Het wonder van Emmen
In Andere Tijden ging het over ‘het wonder van Emmen’. Ik zat in Emmen op school. Ik had nog nooit van het wonder van Emmen gehoord. Ik kon in de gauwigheid alleen Michel van Oostrum bedenken.
Het kwam erop neer dat ze tijdens de wederopbouw van een dorp een stad hadden gemaakt zonder de dorpse sfeer te verliezen. Dat wist ik. ‘Stad van dorpen’ noemden ze Emmen wel eens, maar dat die woonerven zo bijzonder waren dat ze er vanuit het hele land met de bus naartoe kwamen om te kijken, was mij nooit verteld.
De vreugde was van korte duur. Vanaf de jaren zeventig holde Emmen achteruit. De industrie trok weg, in China was de arbeid goedkoper. Ook nu, in 2016, ging het niet goed. Emmen moet op zoek naar een nieuw wonder, vond Hans Goedkoop.

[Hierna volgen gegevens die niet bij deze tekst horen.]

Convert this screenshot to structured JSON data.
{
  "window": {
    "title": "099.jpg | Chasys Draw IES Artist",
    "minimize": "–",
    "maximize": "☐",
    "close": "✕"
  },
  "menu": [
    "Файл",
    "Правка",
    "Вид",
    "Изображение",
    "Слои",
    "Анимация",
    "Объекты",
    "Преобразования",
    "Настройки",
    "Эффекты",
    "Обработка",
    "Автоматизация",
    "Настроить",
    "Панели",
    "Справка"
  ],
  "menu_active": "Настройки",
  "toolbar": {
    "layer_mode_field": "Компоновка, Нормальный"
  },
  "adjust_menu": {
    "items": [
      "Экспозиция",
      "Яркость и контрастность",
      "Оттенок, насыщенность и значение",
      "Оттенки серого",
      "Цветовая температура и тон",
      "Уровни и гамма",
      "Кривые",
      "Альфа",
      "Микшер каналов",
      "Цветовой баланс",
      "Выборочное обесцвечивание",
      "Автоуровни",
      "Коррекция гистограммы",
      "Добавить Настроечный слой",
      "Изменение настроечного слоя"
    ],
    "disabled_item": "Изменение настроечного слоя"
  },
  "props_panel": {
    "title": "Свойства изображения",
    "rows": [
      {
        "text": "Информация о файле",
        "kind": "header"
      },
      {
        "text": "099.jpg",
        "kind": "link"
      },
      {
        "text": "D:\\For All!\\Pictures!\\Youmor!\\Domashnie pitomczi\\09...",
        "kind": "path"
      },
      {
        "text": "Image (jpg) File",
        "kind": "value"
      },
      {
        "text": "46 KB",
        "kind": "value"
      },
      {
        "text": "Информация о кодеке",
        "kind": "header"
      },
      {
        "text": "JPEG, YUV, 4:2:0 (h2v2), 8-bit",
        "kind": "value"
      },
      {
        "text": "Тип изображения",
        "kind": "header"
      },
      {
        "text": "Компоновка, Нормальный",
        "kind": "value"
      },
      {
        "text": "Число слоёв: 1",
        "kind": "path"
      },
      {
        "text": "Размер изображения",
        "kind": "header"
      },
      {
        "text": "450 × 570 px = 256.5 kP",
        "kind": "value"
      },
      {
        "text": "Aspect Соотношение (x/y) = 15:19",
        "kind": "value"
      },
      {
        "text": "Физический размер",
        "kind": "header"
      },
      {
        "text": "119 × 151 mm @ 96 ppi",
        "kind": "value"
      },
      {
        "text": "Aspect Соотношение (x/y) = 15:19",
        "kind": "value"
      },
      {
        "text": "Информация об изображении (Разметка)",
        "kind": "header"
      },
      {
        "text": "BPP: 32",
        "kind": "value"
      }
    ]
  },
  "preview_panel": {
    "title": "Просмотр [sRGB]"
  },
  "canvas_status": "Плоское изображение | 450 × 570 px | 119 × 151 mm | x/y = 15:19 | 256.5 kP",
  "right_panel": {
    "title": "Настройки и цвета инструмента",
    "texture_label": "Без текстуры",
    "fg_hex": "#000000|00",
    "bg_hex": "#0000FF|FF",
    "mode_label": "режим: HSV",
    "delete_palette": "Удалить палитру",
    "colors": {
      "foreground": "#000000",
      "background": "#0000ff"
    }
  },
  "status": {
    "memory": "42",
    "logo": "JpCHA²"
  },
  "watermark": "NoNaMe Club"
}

In de Atlas der Gemeente eindigt Emmen altijd onderaan, omdat het zo ver van Schiphol ligt en omdat er weinig theaters zijn. Dan reist er een cameraploeg naar Zuidoost-Drenthe – alleen dan, of als er een olifantje geboren is – en dan vragen ze aan mensen op straat en in de kroeg of het er echt zo slecht is. Sommigen zeggen van wel, anderen van niet en dat noemen ze dan een reportage.
Toen ik in Drenthe woonde had ik nooit in de gaten dat de landelijke media nogal op de Randstad gericht zijn. Dat is natuurlijk wel zo. Je hoort wel eens dat Drenten ontevreden zijn omdat ze niet gehoord worden. Die indruk krijg ik niet als ik er ben. Ze zijn gewoon gelukkig, behalve de pechvolgels en de zeikerds, maar die heb je overal.
Ik ben in een noordelijke stemming. Ik lees Nanne Tepper en ik luister Daniël Lohues. Die laten het Noorden zien zoals het is. Niet zoals het zich verhoudt tot de rest, maar als een op zichzelf staand gebied. Er is vreugde en verdriet en dat je tweeënhalf uur in de trein moet zitten om op Schiphol te geraken kan niemand een zak schelen.
De aflevering van Andere Tijden staat online. De NPO gaat met zijn tijd mee.